# M6 + 18-150



## josephandrews222 (Feb 27, 2018)

...the best zoom to have is the (only?!) one you have with you!

Pretty versatile lens.


----------



## Deleted member 378664 (Feb 27, 2018)

Cool,

but isn't that fish a little bit too big for this bald sparrow eagle?

Frank


----------



## Don Haines (Feb 27, 2018)

That is one seriously stubborn eagle!


----------



## HaroldC3 (Feb 28, 2018)

That's a really nice crop and eye for spotting him!


----------



## jolyonralph (Mar 29, 2018)

Great shots. I actually really like the EF-M 18-150 lens.


----------



## AlanF (Mar 29, 2018)

Not nearly long enough, the eagle is far too small . Tamron 18-400? Actually, I've looked at two copies and regretted not buying the first which was very good whereas the second was average and hence poor at 400mm.

(I hate emoticons, but if I don't use them occasionally some people don't realise I am joking and then start a fight.)


----------



## kelceyb (Mar 31, 2018)

Nice eye! I picked up the 18-150 used for ~$250 on ebay. Its nice to have in my bag but I find I don't usually keep it on camera when I'm out.


----------



## neuroanatomist (Mar 31, 2018)

kelceyb said:


> Nice eye! I picked up the 18-150 used for ~$250 on ebay. Its nice to have in my bag but I find I don't usually keep it on camera when I'm out.



I use the M11-22 more, but that lens plus the M6 and M18-150 are my current travel kit. Helps that they share the same filter size (although to be honest, I've not yet picked up a 55mm 10-stop ND, I just put my 82mm one in the outer pocket of the Mirrorless Mover 10, and handhold the filter in front of the lens).


----------



## KeithBreazeal (Apr 1, 2018)

neuroanatomist said:


> kelceyb said:
> 
> 
> > Nice eye! I picked up the 18-150 used for ~$250 on ebay. Its nice to have in my bag but I find I don't usually keep it on camera when I'm out.
> ...



The 11-22mm is one great lens and stays on the M5. Wide enough for some creative work.

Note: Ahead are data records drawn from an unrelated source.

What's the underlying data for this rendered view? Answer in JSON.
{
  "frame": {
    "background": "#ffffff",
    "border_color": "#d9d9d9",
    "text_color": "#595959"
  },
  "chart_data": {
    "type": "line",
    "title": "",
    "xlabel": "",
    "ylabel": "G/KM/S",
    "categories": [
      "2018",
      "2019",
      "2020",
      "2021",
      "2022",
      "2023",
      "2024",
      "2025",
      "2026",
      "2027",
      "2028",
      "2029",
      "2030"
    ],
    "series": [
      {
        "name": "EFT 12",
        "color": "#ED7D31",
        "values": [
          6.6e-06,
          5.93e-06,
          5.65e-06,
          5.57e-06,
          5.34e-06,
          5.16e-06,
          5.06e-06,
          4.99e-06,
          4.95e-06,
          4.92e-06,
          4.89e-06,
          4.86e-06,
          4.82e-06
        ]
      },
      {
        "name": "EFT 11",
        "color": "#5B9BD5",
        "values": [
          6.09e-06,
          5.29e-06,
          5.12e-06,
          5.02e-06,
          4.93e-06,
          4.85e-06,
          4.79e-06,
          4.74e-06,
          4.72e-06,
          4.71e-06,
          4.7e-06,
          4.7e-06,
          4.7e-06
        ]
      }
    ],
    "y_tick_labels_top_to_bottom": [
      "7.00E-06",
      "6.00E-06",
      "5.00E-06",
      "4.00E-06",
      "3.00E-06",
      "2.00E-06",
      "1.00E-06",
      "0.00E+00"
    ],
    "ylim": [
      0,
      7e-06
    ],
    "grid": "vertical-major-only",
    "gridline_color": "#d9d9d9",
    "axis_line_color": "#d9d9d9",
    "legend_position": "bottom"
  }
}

This shot was with the 11-22mm on the M5.



Bodie storm and tilted crappers 0814 © Keith Breazeal by Keith Breazeal, on Flickr


----------



## josephandrews222 (May 8, 2018)

...a reason to make great use of the M platform is size-and-weight.

The EW-60F lens hood for the EF-M 18-150mm lens is, of course, plastic and oh-so-light.

But when properly attached to the 18-150 lens, the EW-60F lens hood adds a little over an inch to the length of the lens, and to the device.

I've been trying a lot of lens and body combinations recently, and for several days I was unable to locate the EW-60F lens hood.

Not to worry--dozens of shots sans hood, to my (corrected!) 20-15 vision, looked just fine...

Other than prevention of rarely-occurring lens flare and simple physical protection, does the presence of a lens hood on an EF-M 18-150mm lens accomplish much of anything?

Restating: the appeal of the M series, to me, is its compact profile. I found the hoodless 18-150mm lens, when mated to the M6, to fit a little better inside both of the bags that I use when out-and-about.


----------